Graph of a continuous function is closed

Let $f: \mathbb{R} \to \mathbb{R}$ be continuous. Then $G = \{ (x, f(x) ) : x \in \mathbb{R} \} $ is a closed set.

My try: Suppose $(z_n) = (x_n, f(x_n) ) $ is sequence in $G$ with limit $(x,y)$. We must show $(x,y) \in G$. Since $x_n \to x$ and since $f$ is continuous, then we must have that $f(x_n) \to f(x) $. Since limits are unique. Then $y = f(x) $. Is this enough to conlude that $(x,y) \in G $ ? Hence showing $G$ is closed ?

thanks


Let $\{(x_n, f(x_n))\}_{n=1}^{\infty}$ be a convergent sequence in $G$, say $(x_n, f(x_n)) \to (x,y)$. So $x_n \to x$. So $f(x_n) \to f(x)$. So $f(x) = y$, and so $(x_n, f(x_n)) \to (x, f(x)) \in G$. So $G$ is closed.
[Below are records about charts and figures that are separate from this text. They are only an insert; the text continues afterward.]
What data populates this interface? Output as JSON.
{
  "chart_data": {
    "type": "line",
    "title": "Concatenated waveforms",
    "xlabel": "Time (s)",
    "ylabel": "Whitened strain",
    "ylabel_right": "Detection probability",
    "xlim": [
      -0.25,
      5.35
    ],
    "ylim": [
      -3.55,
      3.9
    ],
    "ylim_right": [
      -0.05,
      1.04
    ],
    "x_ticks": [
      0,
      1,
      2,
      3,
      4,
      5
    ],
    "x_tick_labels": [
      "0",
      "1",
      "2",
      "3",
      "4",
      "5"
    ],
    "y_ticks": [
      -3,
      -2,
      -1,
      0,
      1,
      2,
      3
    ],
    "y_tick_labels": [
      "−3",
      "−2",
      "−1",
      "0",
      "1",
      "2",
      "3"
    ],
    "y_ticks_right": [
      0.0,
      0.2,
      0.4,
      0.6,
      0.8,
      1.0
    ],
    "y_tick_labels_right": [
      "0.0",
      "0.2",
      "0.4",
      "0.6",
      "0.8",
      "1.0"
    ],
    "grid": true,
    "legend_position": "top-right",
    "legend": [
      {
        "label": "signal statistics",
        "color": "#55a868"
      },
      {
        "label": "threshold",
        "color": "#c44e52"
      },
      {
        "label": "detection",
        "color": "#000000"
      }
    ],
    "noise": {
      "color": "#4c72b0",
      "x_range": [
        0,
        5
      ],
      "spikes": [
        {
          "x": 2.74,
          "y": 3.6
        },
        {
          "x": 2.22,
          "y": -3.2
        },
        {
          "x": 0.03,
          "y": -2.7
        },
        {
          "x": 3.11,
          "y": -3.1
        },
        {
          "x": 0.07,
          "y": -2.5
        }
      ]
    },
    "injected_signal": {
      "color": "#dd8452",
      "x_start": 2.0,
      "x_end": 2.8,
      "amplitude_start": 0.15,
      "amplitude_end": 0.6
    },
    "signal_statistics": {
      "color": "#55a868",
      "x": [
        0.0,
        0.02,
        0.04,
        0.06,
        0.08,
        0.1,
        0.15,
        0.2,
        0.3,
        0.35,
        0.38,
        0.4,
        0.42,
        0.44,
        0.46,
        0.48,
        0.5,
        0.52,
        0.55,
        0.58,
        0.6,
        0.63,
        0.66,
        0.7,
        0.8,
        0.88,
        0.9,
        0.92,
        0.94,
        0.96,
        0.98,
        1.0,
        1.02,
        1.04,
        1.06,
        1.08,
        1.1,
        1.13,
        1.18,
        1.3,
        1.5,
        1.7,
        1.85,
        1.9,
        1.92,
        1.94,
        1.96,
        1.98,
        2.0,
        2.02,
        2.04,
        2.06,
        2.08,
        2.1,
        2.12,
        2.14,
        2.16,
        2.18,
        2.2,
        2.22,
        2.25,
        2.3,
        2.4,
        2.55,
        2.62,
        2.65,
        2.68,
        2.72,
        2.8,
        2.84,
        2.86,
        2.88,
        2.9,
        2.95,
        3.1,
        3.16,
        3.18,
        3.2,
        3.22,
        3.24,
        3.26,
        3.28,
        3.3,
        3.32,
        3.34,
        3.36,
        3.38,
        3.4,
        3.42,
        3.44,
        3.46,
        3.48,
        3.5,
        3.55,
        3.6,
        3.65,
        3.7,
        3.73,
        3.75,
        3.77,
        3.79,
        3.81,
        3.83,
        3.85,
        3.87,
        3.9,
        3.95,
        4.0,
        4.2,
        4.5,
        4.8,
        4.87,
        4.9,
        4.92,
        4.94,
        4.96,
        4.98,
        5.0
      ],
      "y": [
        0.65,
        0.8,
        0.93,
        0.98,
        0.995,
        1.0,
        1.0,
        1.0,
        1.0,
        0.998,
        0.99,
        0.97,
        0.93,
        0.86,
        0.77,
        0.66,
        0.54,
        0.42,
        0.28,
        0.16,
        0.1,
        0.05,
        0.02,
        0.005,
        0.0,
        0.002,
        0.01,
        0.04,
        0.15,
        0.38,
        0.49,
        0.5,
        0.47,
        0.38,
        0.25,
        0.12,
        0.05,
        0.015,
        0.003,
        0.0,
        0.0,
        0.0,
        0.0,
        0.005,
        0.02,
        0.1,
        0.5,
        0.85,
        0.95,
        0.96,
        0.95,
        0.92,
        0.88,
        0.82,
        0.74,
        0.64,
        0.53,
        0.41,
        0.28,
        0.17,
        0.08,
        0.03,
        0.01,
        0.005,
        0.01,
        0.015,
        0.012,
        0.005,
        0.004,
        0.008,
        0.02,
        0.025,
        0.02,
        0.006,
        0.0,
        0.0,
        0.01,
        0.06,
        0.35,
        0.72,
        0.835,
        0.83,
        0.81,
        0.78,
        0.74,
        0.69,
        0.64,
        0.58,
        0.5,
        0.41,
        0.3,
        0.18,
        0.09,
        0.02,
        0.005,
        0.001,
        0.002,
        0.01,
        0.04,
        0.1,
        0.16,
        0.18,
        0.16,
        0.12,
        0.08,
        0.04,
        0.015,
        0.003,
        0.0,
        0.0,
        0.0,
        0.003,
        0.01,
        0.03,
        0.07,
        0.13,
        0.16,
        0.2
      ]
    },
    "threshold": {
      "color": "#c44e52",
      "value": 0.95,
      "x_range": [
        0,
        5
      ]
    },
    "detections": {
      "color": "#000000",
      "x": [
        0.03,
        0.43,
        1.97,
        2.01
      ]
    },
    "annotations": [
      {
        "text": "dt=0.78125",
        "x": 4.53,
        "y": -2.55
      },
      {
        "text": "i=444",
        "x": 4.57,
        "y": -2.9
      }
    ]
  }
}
Let's define a map $F(x,y) :R^2 \to R$ such that : $F(x,y) = y - f(x)$. Then $F$ is a continuous function, and $\{0\}$ is a closed set of $R$, so the graph of $f$ , $G =\{(x,f(x)) : x \in R\}$ is the pre-image $F^{-1}(0)$ which is a closed set in $R^2$.